Incident reports submitted by federal officials and contractors since late 2010 to the Energy Department’s Joint Cybersecurity Coordination Center shows a near-consistent barrage of attempts to breach the security of critical information systems that contain sensitive data about the nation’s power grid, nuclear weapons stockpile and energy labs.

The records, obtained by USA TODAY through the Freedom of Information Act, show DOE components reported a total of 1,131 cyberattacks over a 48-month period ending in October 2014. Of those attempted cyber intrusions, 159 were successful.

Yet at yesterday’s Cyber Threats hearing (around 2 minutes), House Intelligence Chair Devin Nunes suggested he only learned of this detail from USAT’s report. “[J]ust this morning we learned that Department of Energy was successfully hacked 159 times.”

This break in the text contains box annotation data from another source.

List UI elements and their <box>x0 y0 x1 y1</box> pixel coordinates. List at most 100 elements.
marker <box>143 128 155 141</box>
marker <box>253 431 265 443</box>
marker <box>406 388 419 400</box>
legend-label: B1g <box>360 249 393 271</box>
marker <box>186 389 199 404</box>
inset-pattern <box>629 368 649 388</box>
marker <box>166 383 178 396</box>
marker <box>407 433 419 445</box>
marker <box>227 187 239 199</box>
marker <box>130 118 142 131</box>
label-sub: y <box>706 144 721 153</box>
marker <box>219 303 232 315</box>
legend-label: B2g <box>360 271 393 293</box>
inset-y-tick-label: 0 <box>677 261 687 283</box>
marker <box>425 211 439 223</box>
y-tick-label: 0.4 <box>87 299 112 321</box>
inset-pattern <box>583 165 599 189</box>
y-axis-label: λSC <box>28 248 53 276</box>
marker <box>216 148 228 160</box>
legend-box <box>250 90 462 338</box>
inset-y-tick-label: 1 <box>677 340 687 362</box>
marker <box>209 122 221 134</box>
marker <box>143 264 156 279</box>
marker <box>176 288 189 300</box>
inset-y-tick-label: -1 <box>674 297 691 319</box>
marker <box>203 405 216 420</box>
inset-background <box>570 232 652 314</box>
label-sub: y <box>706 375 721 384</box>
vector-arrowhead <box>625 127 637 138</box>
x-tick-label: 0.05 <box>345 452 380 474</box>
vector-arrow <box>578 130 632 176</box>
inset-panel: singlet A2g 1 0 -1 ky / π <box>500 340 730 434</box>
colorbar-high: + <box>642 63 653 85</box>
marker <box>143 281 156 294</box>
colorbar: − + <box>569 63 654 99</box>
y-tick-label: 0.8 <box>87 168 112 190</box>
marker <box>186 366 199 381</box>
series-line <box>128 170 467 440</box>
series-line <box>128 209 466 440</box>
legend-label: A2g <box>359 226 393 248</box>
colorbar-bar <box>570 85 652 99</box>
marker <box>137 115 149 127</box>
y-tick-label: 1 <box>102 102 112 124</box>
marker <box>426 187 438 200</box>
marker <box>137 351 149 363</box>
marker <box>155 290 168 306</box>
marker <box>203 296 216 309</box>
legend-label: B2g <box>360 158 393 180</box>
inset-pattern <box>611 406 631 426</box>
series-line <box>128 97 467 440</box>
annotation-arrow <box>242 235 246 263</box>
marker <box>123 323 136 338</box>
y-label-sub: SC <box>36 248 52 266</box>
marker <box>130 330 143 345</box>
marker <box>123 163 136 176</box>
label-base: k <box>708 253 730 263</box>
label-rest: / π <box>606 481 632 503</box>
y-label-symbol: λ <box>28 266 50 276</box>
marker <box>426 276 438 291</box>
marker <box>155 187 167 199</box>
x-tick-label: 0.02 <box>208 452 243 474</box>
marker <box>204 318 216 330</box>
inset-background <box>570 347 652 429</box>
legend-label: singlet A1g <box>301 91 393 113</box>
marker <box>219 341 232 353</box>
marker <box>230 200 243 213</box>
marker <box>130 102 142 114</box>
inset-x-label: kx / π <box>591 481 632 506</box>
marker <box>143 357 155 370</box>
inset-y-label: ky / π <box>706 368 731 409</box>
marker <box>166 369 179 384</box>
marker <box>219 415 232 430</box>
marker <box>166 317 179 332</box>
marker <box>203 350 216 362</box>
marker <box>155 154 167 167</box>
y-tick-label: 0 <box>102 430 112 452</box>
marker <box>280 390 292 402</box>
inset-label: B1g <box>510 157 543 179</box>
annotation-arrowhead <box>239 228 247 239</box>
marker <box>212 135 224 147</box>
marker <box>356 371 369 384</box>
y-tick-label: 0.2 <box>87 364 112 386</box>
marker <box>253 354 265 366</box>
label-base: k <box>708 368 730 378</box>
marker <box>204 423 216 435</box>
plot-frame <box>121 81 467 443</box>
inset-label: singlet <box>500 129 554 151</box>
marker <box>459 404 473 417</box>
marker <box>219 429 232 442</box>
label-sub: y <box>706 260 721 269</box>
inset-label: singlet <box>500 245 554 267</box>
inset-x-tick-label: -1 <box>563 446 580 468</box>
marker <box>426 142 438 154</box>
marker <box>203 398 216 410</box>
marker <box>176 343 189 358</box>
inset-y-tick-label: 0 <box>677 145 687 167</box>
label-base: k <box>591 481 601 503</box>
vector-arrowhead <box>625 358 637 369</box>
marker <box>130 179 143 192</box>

It’s troubling enough that the guy overseeing much of the government’s cybersecurity efforts didn’t already know these details (and I presume that means Nunes is also unaware that DoE has actually been getting worse as the Administration tries to fix major holes). Especially given that DoE is part of the Intelligence Community.

But it’s even more troubling given that HPSCI’s Protecting Cyber Networks Act, like the Senate’s Cyber Intelligence Sharing Act, automatically shares incoming cyber threat data with DoE (and permits private entities to share with DoE directly).

This is the height of irresponsibility. Devin Nunes is rushing to share this data — he pushed for quick passage of these bills in the same breath as noting how insecure DoE is –yet he hadn’t even bothered to review whether the agencies that would get the data have a consistent history of getting pawned.

Nunes did say that we need to ensure these agencies are secure. But the data is clear: DoE isn’t secure.

So why not plug those holes before putting more data in for hackers to get?